We don't know the type of precognition it has, we don't know the accuracy, the length it can see into the future, what type of information it can have, how wide an area it can see in...
If we actually knew how its precognitive ability worked, we could work around it.
But we don't, so we can't make any informed decisions about it, and any actions we take can be anywhere from extremely useful, ot actively harmful.
 
In terms of magic, Mathilde wears a serious antimagic (and particularly anti-chaos) artifact around...pretty much all the time. I doubt that stops prophecies from including her entirely, but it can't help with their accuracy.
The belt protects against spells targeted at Mathilde specifically. In the Celestial spell books, none of the divination spells are described as directly targeting someone. I don't think the belt changes anything where divination is concerned.
 
Daemons lie about everything! Except the part where they say that everything that ever happens is actually totally a part of their super elaborate plan, even as you chop up their cultists, burn their tomes, and topple their shrines. That part is always totally true.



If Chaos was so omnicompetent that a single monologue by a single Greater Daemon was enough to make even the most guarded and highly-trained of listeners their unwitting slave forever unless they immediately start cauterizing parts of their brain, we wouldn't be into the double digits of Everchosen. By all means, be cautious and skeptical of your actions around this kind of thing, but a Lord of Change making an appearance doesn't instantly transform literally every option into a trap option.

@Boney Are you moving the AV amount tracker (X gallons) to the char sheet (maybe next to personal wealth) after we finish the research chain? It seems a bit awkward for it to still be in turn starts if there's no longer an AV research actions section to attach it to.

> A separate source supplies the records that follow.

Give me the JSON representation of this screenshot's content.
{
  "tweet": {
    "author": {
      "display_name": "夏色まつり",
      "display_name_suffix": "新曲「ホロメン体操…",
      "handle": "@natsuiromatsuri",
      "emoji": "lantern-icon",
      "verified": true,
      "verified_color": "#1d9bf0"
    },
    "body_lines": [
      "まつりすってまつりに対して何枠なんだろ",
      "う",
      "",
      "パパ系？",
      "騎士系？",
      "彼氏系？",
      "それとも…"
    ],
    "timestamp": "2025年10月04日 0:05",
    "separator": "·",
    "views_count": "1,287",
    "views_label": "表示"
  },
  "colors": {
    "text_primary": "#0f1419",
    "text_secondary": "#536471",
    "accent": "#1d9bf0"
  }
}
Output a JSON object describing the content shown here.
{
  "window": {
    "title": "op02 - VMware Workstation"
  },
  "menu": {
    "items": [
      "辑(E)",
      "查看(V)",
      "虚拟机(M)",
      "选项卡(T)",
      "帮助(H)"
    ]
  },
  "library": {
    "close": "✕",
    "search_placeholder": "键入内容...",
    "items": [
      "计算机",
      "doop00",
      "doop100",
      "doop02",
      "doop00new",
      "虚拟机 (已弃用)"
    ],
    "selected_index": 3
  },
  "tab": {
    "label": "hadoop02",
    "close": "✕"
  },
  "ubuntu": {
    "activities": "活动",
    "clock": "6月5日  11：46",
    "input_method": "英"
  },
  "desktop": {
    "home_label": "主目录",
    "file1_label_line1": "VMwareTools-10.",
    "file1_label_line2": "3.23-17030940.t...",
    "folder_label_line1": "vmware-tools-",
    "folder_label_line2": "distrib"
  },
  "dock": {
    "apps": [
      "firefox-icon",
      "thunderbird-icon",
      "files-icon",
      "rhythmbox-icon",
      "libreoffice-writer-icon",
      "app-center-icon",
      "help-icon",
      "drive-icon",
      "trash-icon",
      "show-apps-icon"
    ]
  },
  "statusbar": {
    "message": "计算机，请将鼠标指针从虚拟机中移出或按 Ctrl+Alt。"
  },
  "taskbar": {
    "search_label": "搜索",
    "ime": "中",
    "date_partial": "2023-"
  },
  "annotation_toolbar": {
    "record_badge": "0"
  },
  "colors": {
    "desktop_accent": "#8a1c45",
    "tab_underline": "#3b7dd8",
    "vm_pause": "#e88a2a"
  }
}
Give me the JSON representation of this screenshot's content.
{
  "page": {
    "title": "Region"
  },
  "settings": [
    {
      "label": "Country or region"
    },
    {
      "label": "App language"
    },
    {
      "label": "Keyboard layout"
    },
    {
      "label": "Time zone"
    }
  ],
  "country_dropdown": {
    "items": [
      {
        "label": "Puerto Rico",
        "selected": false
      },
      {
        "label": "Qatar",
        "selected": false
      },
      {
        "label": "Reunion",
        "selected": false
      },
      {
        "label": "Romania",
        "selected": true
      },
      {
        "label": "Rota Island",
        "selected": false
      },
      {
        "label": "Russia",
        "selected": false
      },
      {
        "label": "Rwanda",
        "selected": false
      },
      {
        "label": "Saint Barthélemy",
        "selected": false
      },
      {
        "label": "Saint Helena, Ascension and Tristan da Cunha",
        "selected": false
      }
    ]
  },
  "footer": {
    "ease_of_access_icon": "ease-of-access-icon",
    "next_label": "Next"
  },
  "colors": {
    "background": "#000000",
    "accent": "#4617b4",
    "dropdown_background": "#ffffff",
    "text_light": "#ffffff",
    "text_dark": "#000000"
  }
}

I might, I'll see what that part of the turn vote looks like next time it rolls around.

Hmmmm... I was thinking of how we could counter this demon's bullshit about 'talking in the past' and I figure: What are words spoken to you in the past? A memory. And we are a Grey Wizard, in a college of Grey Wizards.

All I figure we need to do to fix this stupid mess is ask our buddy Ranald to perform some open soul surgery on us to get rid of the soul parasite that is the Fated trait, then go to the Grey College, tell them what we heard and just ask them to remove our memory of what it said to us so we can just go about our business as normal without compromised judgement/second guessing ourself.

@Boney Would this work?

As others have pointed out, Grey Wizards cannot edit memories. They can remove all memories of themselves from a target with Mindhole, or conceal specially-prepared memories to be revealed on a specific trigger with whatever they used for the memory packets.